It has never been easier to write and deploy complex programs like these. Cloud computing companies who own datacenters (such as Google, Amazon, and Microsoft) will gladly rent out computer services at a touch of a button, on demand. Using designs like microservices, it is easy for programmers to construct complex programs out of smaller, simpler building blocks. There are frameworks and open-source software packages to help developers construct big applications out of small pieces, to spread those pieces out over multiple machines in a datacenter, and to have the pieces communicate and interact with each other over the network.
Problems show up when software goes live. Compared to developing and deploying the software, it is much harder to make sure everything goes smoothly when the software is up and running. Distributed computer programs have lots of moving pieces, and there are lots of opportunities for things to go wrong. For example, if one machine in the datacenter has a hardware problem, or the code is buggy, or too many people are trying to access it at once, the effects can be wide-ranging. It can create a butterfly effect of problems, which we term cascading failures, that can lead to the app or website as a whole becoming slow, or going down entirely. It's hard for programmers to get to the bottom of these kinds of problems, because there's no single machine or process doing all the work. A problem that occurs on one machine might manifest as strange symptoms on a different machine later on. Figuring out the root cause of a problem is challenging, as is anticipating problems in the first place. Even big internet companies like Facebook and Google experience problems like this today.
These kinds of problems motivate the research of the Cloud Software Systems Research Group at the Max Planck Institute for Software Systems. We research ways for operators to understand what's going on in their live distributed system, to troubleshoot problems when they occur at runtime, and to design systems that proactively avoid problems. One approach we take is to design distributed tracing tools that can be used by the system operators. The goal of distributed tracing is to record information about what a program does while it's running. The tools record events, metrics, and performance counters, which together expose the current state and performance of the system, and how it changes over time. A key additional step taken by distributed tracing tools is to record the causal ordering of events happening in the system — that is, the interactions and dependencies between machines and processes. Causal ordering is is very useful for diagnosing problems that span multiple processes and machines, especially when there might be lots of concurrent, unrelated activity going on at the same time. It lets us reconstruct the end-to-end execution paths of requests, across all components and machines, and then reason about the sequence of conditions and events that led up to a problem. Without causal ordering, this information is missing, and pinpointing the root cause of a problem would be like searching for a needle in a haystack.

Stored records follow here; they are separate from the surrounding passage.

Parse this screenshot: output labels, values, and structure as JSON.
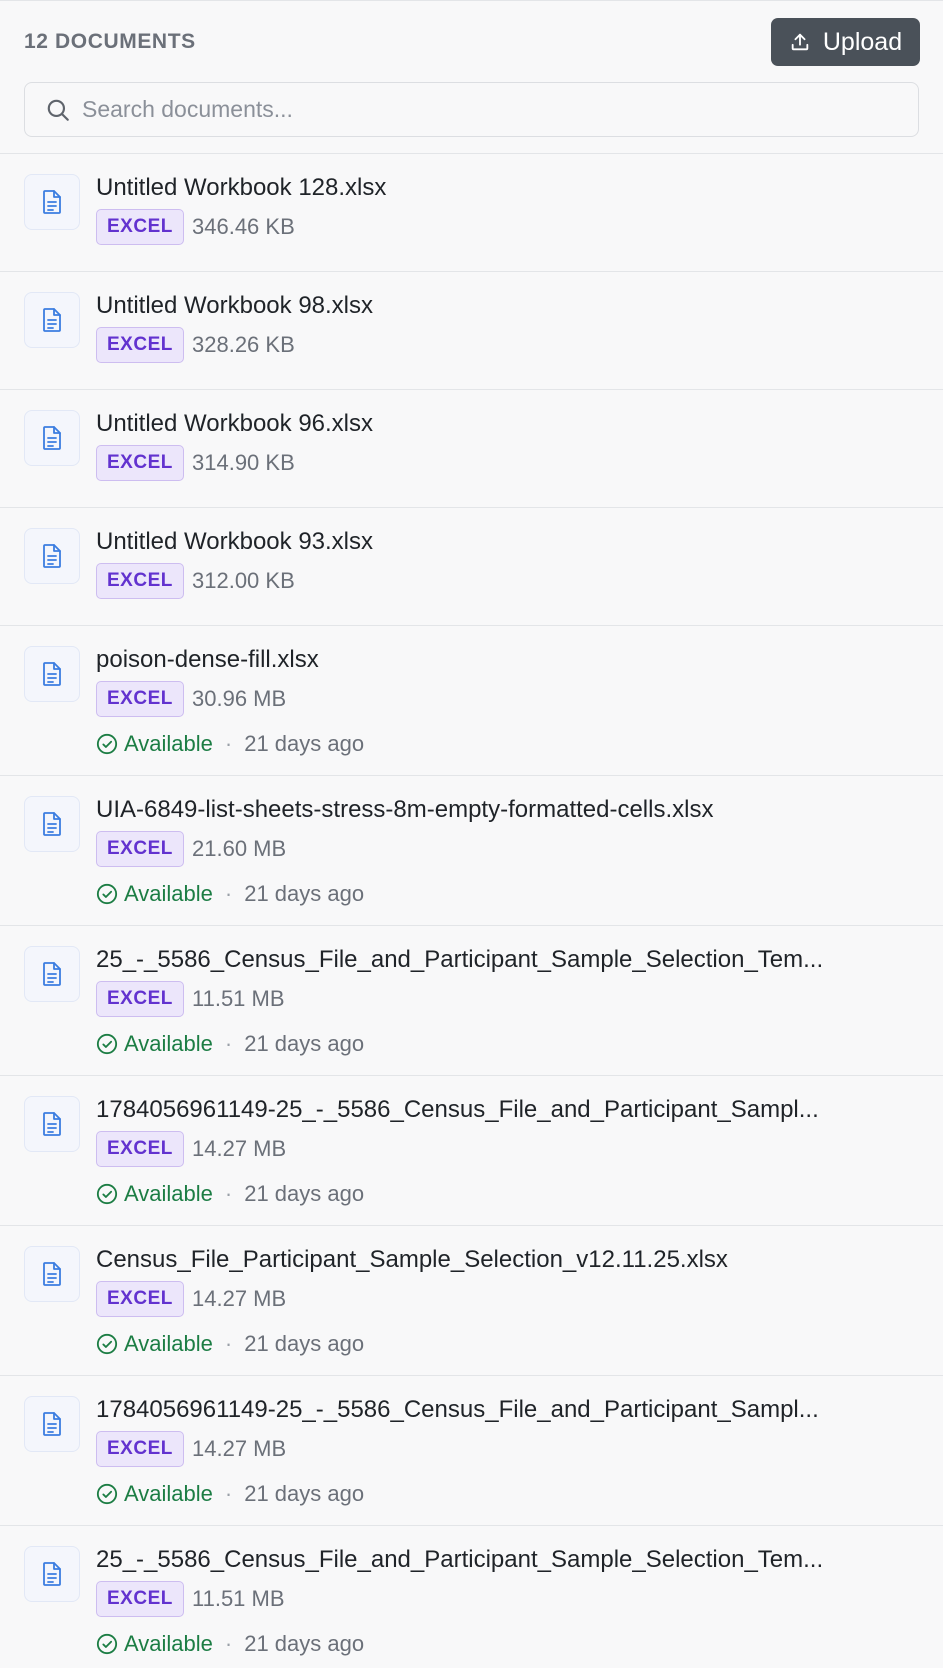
{
  "header": {
    "doc_count": "12 DOCUMENTS",
    "upload_label": "Upload"
  },
  "search": {
    "placeholder": "Search documents...",
    "value": ""
  },
  "colors": {
    "accent_dark": "#4a5159",
    "badge_purple": "#6232cf",
    "status_green": "#1c7d44",
    "icon_blue": "#3b7de0"
  },
  "documents": [
    {
      "name": "Untitled Workbook 128.xlsx",
      "type": "EXCEL",
      "size": "346.46 KB",
      "status": "",
      "age": ""
    },
    {
      "name": "Untitled Workbook 98.xlsx",
      "type": "EXCEL",
      "size": "328.26 KB",
      "status": "",
      "age": ""
    },
    {
      "name": "Untitled Workbook 96.xlsx",
      "type": "EXCEL",
      "size": "314.90 KB",
      "status": "",
      "age": ""
    },
    {
      "name": "Untitled Workbook 93.xlsx",
      "type": "EXCEL",
      "size": "312.00 KB",
      "status": "",
      "age": ""
    },
    {
      "name": "poison-dense-fill.xlsx",
      "type": "EXCEL",
      "size": "30.96 MB",
      "status": "Available",
      "age": "21 days ago"
    },
    {
      "name": "UIA-6849-list-sheets-stress-8m-empty-formatted-cells.xlsx",
      "type": "EXCEL",
      "size": "21.60 MB",
      "status": "Available",
      "age": "21 days ago"
    },
    {
      "name": "25_-_5586_Census_File_and_Participant_Sample_Selection_Tem...",
      "type": "EXCEL",
      "size": "11.51 MB",
      "status": "Available",
      "age": "21 days ago"
    },
    {
      "name": "1784056961149-25_-_5586_Census_File_and_Participant_Sampl...",
      "type": "EXCEL",
      "size": "14.27 MB",
      "status": "Available",
      "age": "21 days ago"
    },
    {
      "name": "Census_File_Participant_Sample_Selection_v12.11.25.xlsx",
      "type": "EXCEL",
      "size": "14.27 MB",
      "status": "Available",
      "age": "21 days ago"
    },
    {
      "name": "1784056961149-25_-_5586_Census_File_and_Participant_Sampl...",
      "type": "EXCEL",
      "size": "14.27 MB",
      "status": "Available",
      "age": "21 days ago"
    },
    {
      "name": "25_-_5586_Census_File_and_Participant_Sample_Selection_Tem...",
      "type": "EXCEL",
      "size": "11.51 MB",
      "status": "Available",
      "age": "21 days ago"
    }
  ],
  "icons": {
    "upload": "upload-icon",
    "search": "search-icon",
    "file": "document-icon",
    "status": "check-circle-icon"
  }
}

The Cloud Software Systems Research Group has looked at a number of challenges in making distributed tracing tools efficient, scalable, and more widely deployable. In our recent work, we have thought about how you can efficiently insert instrumentation to record entirely new information, into an already-running system, without having to rebuild or restart the system . We have looked at problems in dealing with the large volume of data generated by distributed tracing tools, and deciding which data is most valuable to keep if there's not enough room to keep it all . We have also considered the implications of distributed tracing at extremely large scale, and how to efficiently collect, aggregate, and process tracing data in real-time .
In our ongoing work, we are investigating ways for the data recorded by tracing tools to feed back in to decisions made by datacenter infrastructure, such as resource management, scheduling, and load balancing. We are also considering new challenges that arise in scalable data analysis: how do you analyze large datasets of traces and derive insights about aggregate system behavior? One approach we are exploring uses techniques in representational machine learning, to transform richly annotated tracing data into a more tractable form for interactive analysis. More broadly, our group investigates a variety of approaches besides just distributed tracing tools, including ways to better design and develop the distributed systems in the first place. Ultimately, our goal is to make modern cloud systems easier to operate, understand, and diagnose.
 Jonathan Mace, Ryan Roelke, and Rodrigo Fonseca. Pivot Tracing: Dynamic Causal Monitoring for Distributed Systems. In Proceedings of the 25th ACM Symposium on Operating Systems Principles (SOSP '15), 2015.
 Pedro Las-Casas, Jonathan Mace, Dorgival Guedes, and Rodrigo Fonseca. Weighted Sampling of Execution Traces: Capturing More Needles and Less Hay. In Proceedings of the 9th ACM Symposium on Cloud Computing (SoCC'18), 2018.
 Jonathan Kaldor, Jonathan Mace, Michał Bejda, Edison Gao, Wiktor Kuropatwa, Joe O'Neill, Kian Win Ong, Bill Schaller, Pingjia Shan, Brendan Viscomi, Vinod Venkataraman, Kaushik Veeraraghavan, Yee Jiun Song. In Proceedings of the 26th ACM Symposium on Operating Systems Principles (SOSP '17), 2017.